Temiz iletişim, yeni ticaret düzeninde ön plana çıkacak konular arasında vurgulanıyor.

Diğer önemli bir konu ise, markayı yönlendirme...

Bu konuda tedarikçilere önemli görevler düşüyor.

Tekstil markaları ya da konfeksiyoncular, bugüne kadar hep kumaşa odaklandı.

Evet, kumaşla ilgili de bir yerlere kadar gelindi.

Ya sonra?

Markalarda şöyle bir dert başlamış.

Özellikle ürün üzerindeki fermuar, düğme gibi aksesuarlardan kaynaklanan bazı kimyasallar markaları, ürün analizlerinde sıkıntıya soktuğuna dikkat çekiliyor.

Aksesuarın nasıl üretildiği ve üretimde kullanılan kaplama ya da kimyasalların daha önemli hale geldiğinin de altı çiziliyor.

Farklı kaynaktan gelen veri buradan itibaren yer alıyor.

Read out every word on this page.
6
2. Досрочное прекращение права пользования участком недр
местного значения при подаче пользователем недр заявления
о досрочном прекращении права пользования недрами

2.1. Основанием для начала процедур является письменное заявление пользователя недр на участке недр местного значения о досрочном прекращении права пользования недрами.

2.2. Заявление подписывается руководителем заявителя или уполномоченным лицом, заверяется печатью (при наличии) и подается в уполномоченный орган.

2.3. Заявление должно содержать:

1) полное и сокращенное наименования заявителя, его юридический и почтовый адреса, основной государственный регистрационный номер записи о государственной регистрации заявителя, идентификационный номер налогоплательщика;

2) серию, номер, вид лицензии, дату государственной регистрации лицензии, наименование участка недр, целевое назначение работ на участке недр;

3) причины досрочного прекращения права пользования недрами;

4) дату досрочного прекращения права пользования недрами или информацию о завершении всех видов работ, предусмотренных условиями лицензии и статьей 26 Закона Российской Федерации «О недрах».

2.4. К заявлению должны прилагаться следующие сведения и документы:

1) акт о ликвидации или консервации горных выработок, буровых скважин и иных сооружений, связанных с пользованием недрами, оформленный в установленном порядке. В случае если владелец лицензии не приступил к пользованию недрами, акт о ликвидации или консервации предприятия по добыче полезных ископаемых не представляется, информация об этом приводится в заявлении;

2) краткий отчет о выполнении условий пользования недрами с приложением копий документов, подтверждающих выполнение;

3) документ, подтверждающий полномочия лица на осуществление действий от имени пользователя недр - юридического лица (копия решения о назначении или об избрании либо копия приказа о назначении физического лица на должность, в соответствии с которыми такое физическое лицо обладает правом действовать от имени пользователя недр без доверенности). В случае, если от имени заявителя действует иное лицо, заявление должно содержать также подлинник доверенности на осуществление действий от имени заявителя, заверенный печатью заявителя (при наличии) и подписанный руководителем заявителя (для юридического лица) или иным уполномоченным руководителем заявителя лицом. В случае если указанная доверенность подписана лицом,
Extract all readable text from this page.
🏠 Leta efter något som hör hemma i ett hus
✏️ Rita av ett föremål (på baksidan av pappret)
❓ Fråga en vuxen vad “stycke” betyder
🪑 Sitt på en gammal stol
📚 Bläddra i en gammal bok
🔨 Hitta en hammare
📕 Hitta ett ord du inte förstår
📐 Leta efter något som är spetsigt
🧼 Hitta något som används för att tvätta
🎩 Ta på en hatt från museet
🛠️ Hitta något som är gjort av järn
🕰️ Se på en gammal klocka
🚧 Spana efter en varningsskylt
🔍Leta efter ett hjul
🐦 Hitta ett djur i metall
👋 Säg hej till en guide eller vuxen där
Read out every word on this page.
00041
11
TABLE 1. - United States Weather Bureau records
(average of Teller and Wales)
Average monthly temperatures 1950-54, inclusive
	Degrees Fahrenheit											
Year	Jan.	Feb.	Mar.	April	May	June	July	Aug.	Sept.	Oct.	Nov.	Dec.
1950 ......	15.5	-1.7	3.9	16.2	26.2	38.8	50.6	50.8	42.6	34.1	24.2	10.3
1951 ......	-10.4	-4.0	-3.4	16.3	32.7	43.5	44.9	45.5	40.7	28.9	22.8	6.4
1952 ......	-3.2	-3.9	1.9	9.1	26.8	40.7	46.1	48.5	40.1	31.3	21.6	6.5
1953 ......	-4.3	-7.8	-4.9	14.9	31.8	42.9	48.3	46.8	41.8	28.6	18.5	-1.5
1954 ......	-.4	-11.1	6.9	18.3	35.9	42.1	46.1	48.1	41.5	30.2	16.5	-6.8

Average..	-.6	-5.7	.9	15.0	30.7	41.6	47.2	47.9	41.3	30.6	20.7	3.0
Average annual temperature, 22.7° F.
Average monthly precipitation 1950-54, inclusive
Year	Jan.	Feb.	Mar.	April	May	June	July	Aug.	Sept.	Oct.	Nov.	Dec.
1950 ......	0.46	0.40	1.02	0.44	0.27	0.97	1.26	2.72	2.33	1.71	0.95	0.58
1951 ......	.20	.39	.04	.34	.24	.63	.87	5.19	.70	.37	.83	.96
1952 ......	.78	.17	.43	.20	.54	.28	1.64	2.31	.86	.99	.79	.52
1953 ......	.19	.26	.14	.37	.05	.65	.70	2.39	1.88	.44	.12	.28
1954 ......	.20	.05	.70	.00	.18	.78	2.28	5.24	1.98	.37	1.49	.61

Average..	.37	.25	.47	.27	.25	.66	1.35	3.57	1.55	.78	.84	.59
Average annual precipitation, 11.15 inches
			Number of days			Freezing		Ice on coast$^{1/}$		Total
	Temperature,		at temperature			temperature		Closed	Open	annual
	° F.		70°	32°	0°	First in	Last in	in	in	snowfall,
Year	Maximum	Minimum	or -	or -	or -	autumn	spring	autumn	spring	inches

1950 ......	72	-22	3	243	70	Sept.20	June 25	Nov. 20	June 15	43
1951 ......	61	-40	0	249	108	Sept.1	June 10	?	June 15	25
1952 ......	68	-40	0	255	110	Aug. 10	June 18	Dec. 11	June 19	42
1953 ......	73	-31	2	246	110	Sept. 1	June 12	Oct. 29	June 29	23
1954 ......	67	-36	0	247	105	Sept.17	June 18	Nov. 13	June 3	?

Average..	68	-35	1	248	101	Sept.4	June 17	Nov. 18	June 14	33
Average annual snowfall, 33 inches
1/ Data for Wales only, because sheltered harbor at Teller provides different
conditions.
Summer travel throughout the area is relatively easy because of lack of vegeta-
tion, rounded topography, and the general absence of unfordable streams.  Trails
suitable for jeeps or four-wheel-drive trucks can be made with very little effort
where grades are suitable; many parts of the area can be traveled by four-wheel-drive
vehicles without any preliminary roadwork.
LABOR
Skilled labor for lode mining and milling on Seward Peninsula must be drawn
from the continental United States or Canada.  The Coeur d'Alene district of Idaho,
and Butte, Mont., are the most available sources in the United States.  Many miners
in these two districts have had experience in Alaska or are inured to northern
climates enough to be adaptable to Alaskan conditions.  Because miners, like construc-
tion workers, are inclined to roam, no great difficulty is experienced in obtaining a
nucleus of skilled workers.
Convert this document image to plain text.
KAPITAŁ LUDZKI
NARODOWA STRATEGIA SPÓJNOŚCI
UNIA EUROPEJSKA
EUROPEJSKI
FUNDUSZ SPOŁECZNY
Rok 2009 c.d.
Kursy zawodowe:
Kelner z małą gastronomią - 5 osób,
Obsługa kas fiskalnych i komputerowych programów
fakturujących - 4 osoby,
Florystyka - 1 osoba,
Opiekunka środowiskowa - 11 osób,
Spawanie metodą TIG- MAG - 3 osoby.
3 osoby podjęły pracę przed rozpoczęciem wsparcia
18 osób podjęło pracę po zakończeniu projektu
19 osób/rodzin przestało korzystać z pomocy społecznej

Müşterinin markayı tercih ederken, çevreyi önemsememesi en önemli problemler arasında sıralanıyor.

Burada müşterinin renk, model ve tasarımı ön planda tuttuğuna vurgu yapılıyor.

Bu arada marka temsilcileri, Bursa üreticisini farklı bulduklarını ve gelişim alanlarının farkında olan üreticiler olarak görüyor.